Landessortenversuche 2016: Winterraps
Die Anbaufläche von Winterraps hat sich gegenüber dem Vorjahr wieder spürbar erholt und bewegt sich in einem Bereich von rund 124.000 Hektar. Das Ertragsniveau liegt voraussichtlich leicht unter dem Niveau des Vorjahres. Es deutet sich an, dass stärkere regionale Schwankungen vorhanden sind. Auf den leichteren Standorten wird aus der Praxis von unterdurchschnittlichen Erträgen berichtet.
Die Aussaat des Rapses konnte vielerorts unter guten Bedingungen erfolgen, sodass sich die Bestände vor Winter gut entwickeln konnten. Überwachsene Bestände waren trotz des milden Herbstes mit der bis Anfang Januar anhaltenden Vegetation in der Regel nicht vorhanden. Auswinterungsschäden traten in Niedersachsen im Prinzip nicht auf. In den kritischen Phasen war oftmals eine leichte Schneebedeckung vorhanden. Feuchte Bodenbedingungen ausgangs des Winters verursachten in einigen Regionen Stressbedingungen. Kühle Temperaturen im April und zum Teil länger anhaltende Trockenphasen bremsten die Entwicklung. Einsetzende Niederschläge und ansteigende Temperaturen führten dann zu günstigen Entwicklungsbedingungen. Die zu Beginn der Blühphase auftretenden Nachtfröste richteten in der Regel keine nennenswerten Schäden an.

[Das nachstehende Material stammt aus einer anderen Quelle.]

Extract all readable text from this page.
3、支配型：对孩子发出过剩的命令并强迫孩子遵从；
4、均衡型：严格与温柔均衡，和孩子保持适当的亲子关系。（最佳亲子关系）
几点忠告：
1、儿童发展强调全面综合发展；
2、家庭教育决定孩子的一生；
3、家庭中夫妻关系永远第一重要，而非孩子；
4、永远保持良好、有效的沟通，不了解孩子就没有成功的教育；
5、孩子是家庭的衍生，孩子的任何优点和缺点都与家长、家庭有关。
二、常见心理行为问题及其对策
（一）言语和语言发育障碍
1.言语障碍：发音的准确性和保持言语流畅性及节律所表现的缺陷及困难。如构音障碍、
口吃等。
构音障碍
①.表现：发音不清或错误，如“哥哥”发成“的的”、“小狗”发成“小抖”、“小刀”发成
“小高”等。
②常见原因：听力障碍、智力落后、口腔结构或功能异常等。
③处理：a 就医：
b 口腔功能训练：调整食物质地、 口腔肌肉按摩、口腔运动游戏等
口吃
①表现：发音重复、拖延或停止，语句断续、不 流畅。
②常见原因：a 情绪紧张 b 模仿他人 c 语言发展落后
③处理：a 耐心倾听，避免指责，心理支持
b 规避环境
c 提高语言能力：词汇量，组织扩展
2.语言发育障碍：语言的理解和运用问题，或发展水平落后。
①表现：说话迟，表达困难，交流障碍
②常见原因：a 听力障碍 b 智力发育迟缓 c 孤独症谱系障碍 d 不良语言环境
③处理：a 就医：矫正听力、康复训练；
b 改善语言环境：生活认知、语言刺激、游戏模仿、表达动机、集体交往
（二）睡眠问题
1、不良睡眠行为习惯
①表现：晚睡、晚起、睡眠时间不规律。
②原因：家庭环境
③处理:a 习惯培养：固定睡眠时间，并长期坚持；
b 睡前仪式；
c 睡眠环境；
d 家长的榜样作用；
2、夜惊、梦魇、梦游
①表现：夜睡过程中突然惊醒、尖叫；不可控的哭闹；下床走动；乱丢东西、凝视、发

Landesssortenversuche Raps
Zur Überprüfung der Leistungsfähigkeit etablierter und neu in den Markt kommender Sorten werden landesweit entsprechende Sortenversuche angelegt. Um für die einzelnen Anbauregionen eine ausreichende Datengrundlage zu schaffen, werden auch Standortergebnisse der benachbarten Bundesländer (SH und NRW) mit einbezogen. Dieses ist vor allem für die Regionen Marsch und Höhenlagen wichtig. Um verlässlichere Aussagen für den Bereich Sandstandorte zu erhalten, wurde 2016 auch für diese Anbauregion aus SH ein Standort mit einbezogen. Von den insgesamt 27 geprüften Sorten waren sieben neue Kandidaten dabei, darunter auch ein Halbzwerghybride (PX 115). Weiter ist zu beachten, dass mit Mentor und Menhir zwei Sorten mit Resistenz gegenüber Kohlhernie geprüft werden.

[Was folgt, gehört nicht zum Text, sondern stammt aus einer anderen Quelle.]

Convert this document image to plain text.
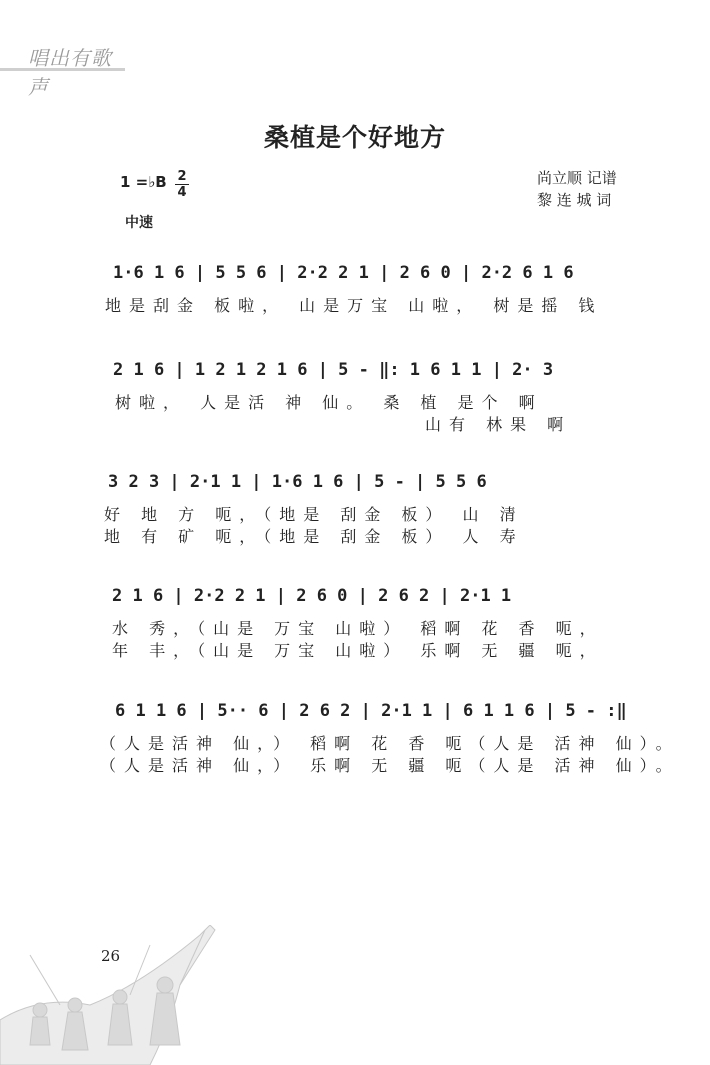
唱出有歌声
桑植是个好地方
尚立顺 记谱
黎 连 城 词
1 =♭B 2
4
中速
1·6 1 6 | 5 5 6 | 2·2 2 1 | 2 6 0 | 2·2 6 1 6
地是刮金 板啦， 山是万宝 山啦， 树是摇 钱
2 1 6 | 1 2 1 2 1 6 | 5 - ‖: 1 6 1 1 | 2· 3
树啦， 人是活 神 仙。 桑 植 是个 啊
山有 林果 啊
3 2 3 | 2·1 1 | 1·6 1 6 | 5 - | 5 5 6
好 地 方 呃，（地是 刮金 板） 山 清
地 有 矿 呃，（地是 刮金 板） 人 寿
2 1 6 | 2·2 2 1 | 2 6 0 | 2 6 2 | 2·1 1
水 秀，（山是 万宝 山啦） 稻啊 花 香 呃，
年 丰，（山是 万宝 山啦） 乐啊 无 疆 呃，
6 1 1 6 | 5·· 6 | 2 6 2 | 2·1 1 | 6 1 1 6 | 5 - :‖
（人是活神 仙，） 稻啊 花 香 呃（人是 活神 仙）。
（人是活神 仙，） 乐啊 无 疆 呃（人是 活神 仙）。
26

Marktleistung vorrangig berücksichtigen
Entscheidend für den Landwirt bei der Sortenwahl sind letztendlich die Markterlöse, die sich aus Kornertrag und Ölgehalt zusammensetzen. In den aufgeführten Darstellungen der Landessortenversuche Winterraps soll das Augenmerk daher vornehmlich auf die Marktleistungen der jeweiligen Sorten in den verschiedenen Anbauregionen gelegt werden. Die Preiszuschläge für hohe Ölgehalte sind daher monetär von großer Bedeutung. Die hier dargestellte relative Marktleistung setzt sich aus den Erträgen und den Ölgehalten inklusive Preisaufschlägen von 1,5 Prozent je Prozent Ölgehalt bei 9 Prozent Feuchte und 2 Prozent Besatz zusammen. Für die Berechnungen der relativen Marktleistung wurde für die aktuelle Ernte ein Preis von 34,50 € je Dezitonne inklusive Mehrwertsteuer angenommen. Die unterschiedlichen Saatgutpreise von Hybrid- und Liniensorten wurden bei der Berechnung der Marktleistung ebenfalls berücksichtigt. Für Hybridsaatgut kommt ein Aufschlag von 50 € je Hektar zum Ansatz. Die Berücksichtigung dieser Mehrkosten führt in der Berechnung letztlich von der Marktleistung zur bereinigten Marktleistung.
Ergebnisse der Sorten
In den diesjährigen Versuchen erreichen viele neue Sorten ein sehr erfreuliches Ertragsergebnis. So können vor allem Arazzo und Bender in allen Regionen überzeugen. Alvaro KWS erreichte auf den Sandböden Nordwest und auf den Lehmböden sehr gute Erträge. Von den zwei- und mehrjährig geprüften Sorten erreichten vor allem Penn in allen Regionen und DK Exstorm, Arabella und Hybrirock in den Regionen Sand, Lehm und Höhenlagen sehr gute Erträge. Durch hohe Ölgehalte zeichnen sich generell die Sorten Bender, Raptor, PR46W20, Mentor und Raffiness aus. Die mehrjährige Beurteilung wird auf Basis der Marktleistung vorgenommen.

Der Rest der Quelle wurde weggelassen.